Life isn’t easy for men in this respect. It is difficult to find a place where their vulnerability is encouraged. This is a large part of the reason I–and my clients–value my work so much. The dungeon is the place where the men who come to me show up in their Truth. Yes, a weird one, a kinky one, sometimes a challenging one, sometimes exciting, but one that is finally devoid of pretentious masculinity! I’ll let you in on a little secret – it’s a bit of a myth that dommes are vigorously active at all times during sessions. In reality we spend a lot of time listening to our clients’ confessions. Most of my clients have a real need to talk about their vulnerabilities. I sincerely welcome it, all of it. No more need to play the alpha-male role, guards down, shells off, all secrets and emotions out, and at long last some light shining in their eyes. Finally I can see that their eyes are mirrors of their souls.
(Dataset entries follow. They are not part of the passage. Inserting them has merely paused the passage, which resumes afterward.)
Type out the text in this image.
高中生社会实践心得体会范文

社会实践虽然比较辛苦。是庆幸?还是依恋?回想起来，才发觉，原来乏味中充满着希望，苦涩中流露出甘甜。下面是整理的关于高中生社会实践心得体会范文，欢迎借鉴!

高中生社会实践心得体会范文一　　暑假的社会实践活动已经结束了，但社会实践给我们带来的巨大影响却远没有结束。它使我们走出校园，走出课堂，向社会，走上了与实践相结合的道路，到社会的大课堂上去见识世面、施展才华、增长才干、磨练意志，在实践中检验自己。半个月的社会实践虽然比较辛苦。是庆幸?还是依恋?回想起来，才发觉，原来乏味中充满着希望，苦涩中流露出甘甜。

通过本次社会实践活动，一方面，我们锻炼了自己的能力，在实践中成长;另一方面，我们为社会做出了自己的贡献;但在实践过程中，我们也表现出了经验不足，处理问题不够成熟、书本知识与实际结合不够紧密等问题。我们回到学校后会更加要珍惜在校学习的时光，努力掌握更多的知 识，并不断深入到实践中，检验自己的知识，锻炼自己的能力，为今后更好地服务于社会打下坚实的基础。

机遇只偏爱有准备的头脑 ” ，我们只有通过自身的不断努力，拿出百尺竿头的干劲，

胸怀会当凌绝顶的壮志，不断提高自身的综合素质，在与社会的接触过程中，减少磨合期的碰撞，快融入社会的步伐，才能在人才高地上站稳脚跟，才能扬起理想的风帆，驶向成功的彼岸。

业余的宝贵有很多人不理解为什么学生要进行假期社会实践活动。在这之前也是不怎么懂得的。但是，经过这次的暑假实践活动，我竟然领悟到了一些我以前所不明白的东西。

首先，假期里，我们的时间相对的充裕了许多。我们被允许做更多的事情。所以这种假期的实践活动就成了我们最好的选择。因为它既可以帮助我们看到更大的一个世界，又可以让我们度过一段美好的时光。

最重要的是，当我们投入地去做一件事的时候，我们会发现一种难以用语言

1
My life doesn’t revolve around kinksters only. In my personal life, even in less kinky situations, I also admire vulnerability in men. I admire it when men can tell me exactly how they feel, when they can express their emotions and own them, for example, when a man can say things like – I’m scared, I have a fear of abandonment, I catch myself feeling jealous when you look at this guy, I must admit I feel lonely when you do this, I must be getting attached to you more than I thought, I feel very insecure when this guy is flirting with you, right now I really need your embrace, I’m feeling overwhelmed because I go out of my mind when I see this kind of beauty, I feel angry when I hear you speaking like this. Nor is crying something to be ashamed of. No one should have to suppress their emotions in order to fit within the stereotype assigned to them. Tears are yet another example of how true beauty and courage are revealed when we surrender. Ironically, pretentious masculinity is not nearly as attractive as sincere vulnerability. Ask any woman. Sincere vulnerability looks a real strength to me, while pretentious courage appears rather superficial and unattractive. If a man is strong enough to be truly vulnerable in front of me, he has my heart. As social researcher Dr. Brene Brown said, “vulnerability is the birthplace of love, belonging, joy, courage, empathy, and creativity. It is the source of hope, empathy, accountability, and authenticity. If we want greater clarity in our purpose or deeper and more meaningful spiritual lives, vulnerability is the path.”